Mustafa Arı
Bir dede ile torunu arasında geçen, ömrün ne kadar kısa olduğunu güzel bir dille bizlere hatırlatan sıcacık bir hikaye.
Torunu, dedesine merakla soruyor: “Dedeciğim! Bir insanın ömrü ne kadar olur?”
Dede tatlı bir gülücükle: “Ezanla namaz arası kadar yavrucuğum” deyince:
Torun: “Nasıl yani, ömür bu kadar kısa mı?” der.
Dede: “Evet yavrum ömür, namazsız ezanla, ezansız namaz arası kadardır.” diye cevap verir.
Torun yeniden sorar: “Namazsız ezan ve ezansız namaz sözlerinden ne kastettiğini anlamadım dedeciğim. Bu ne demek açıklar mısın?”
Dede şefkatle ellerinden tuttuğu torununa: “Bak yavrum, geçenlerde komşumuzun çocuğu doğdu. O çocuğun kulağına ezan okundu değil mi? İşte o ezanın namazı kılındı mı? Kılınmadı. O ezan namazsız ezandı. İnsan öldüğü zaman kılınan cenaze namazının da ezanı yoktur. O da ezansız namazdır. Aslında o namazın ezanı insan doğunca okunmuştu kulağına…
Bak ey insanoğlu! Doğdun ama öleceksin, ömür çabuk biter, hayatını iyi değerlendir. Boşa vakit harcama! İkazını yapıyordu o ezan.

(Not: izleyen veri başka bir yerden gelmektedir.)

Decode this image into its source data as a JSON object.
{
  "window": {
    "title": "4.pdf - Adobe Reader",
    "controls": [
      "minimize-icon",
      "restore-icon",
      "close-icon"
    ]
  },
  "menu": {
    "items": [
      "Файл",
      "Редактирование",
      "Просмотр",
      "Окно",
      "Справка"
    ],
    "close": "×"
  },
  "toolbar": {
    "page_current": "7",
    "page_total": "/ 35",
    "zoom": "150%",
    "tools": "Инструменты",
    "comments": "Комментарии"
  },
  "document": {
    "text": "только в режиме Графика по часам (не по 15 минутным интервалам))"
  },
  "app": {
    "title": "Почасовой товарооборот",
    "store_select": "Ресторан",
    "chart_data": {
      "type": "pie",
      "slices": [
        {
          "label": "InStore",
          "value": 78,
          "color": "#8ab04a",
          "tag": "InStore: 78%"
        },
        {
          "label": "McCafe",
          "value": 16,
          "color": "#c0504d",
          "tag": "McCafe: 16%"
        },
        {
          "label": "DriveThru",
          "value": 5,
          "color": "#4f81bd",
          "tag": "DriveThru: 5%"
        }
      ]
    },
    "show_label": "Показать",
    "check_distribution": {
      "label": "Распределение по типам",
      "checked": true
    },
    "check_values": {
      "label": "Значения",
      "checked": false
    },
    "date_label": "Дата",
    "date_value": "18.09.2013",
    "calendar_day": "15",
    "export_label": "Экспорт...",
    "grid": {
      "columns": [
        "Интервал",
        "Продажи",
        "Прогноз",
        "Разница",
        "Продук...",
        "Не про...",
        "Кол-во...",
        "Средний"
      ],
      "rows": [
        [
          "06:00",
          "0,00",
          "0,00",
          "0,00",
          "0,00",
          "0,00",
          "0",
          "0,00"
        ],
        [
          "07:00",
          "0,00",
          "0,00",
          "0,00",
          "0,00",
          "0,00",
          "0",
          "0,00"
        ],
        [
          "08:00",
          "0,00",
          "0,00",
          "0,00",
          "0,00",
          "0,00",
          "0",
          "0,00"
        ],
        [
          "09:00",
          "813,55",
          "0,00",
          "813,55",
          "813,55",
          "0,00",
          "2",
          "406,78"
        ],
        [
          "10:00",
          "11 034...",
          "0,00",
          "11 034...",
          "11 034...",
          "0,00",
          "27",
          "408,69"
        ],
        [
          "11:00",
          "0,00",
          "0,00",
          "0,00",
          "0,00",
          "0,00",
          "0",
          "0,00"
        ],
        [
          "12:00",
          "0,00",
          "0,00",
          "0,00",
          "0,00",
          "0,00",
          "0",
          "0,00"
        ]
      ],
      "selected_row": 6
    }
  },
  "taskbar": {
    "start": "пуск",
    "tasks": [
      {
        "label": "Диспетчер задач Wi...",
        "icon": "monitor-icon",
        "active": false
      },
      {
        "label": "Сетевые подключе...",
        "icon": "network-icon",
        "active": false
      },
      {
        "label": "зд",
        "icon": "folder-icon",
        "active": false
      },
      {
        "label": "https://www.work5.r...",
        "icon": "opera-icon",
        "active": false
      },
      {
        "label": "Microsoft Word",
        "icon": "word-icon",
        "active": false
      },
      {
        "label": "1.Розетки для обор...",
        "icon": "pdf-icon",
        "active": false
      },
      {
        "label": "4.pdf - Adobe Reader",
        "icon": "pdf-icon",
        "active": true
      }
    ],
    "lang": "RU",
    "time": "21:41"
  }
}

İşte yavrum; ömür, ezanla namaz arası kadardır. Sakın boşa geçirme. Ömrünü dolu dolu yaşa, bir nefes bile boşluk bırakma!
Çekme dünyanın nazını / Kıl beş vakit namazını / Yarın kılarım diyenin / Bu gün kıldık namazını
Namazda gönlü olmayanın ezanda kulağı olmaz.
Peki niçin namaz kılmalıyız?
1- Emre icabet ve görevimiz olduğu için,
2- Şükredenlerden olmak için,
3- Allah katında değer kazanmak için,
4- Rabbimize olan bağlılığımızı ve sadakatimizi bildirmek için,
5- Kötülüklerden korunmak, Allah’ın güvencesinde kalmak ve rahmetinden mahrum kalmamak için.
Ya namaz kılmadan bizim namazımız kılınırsa!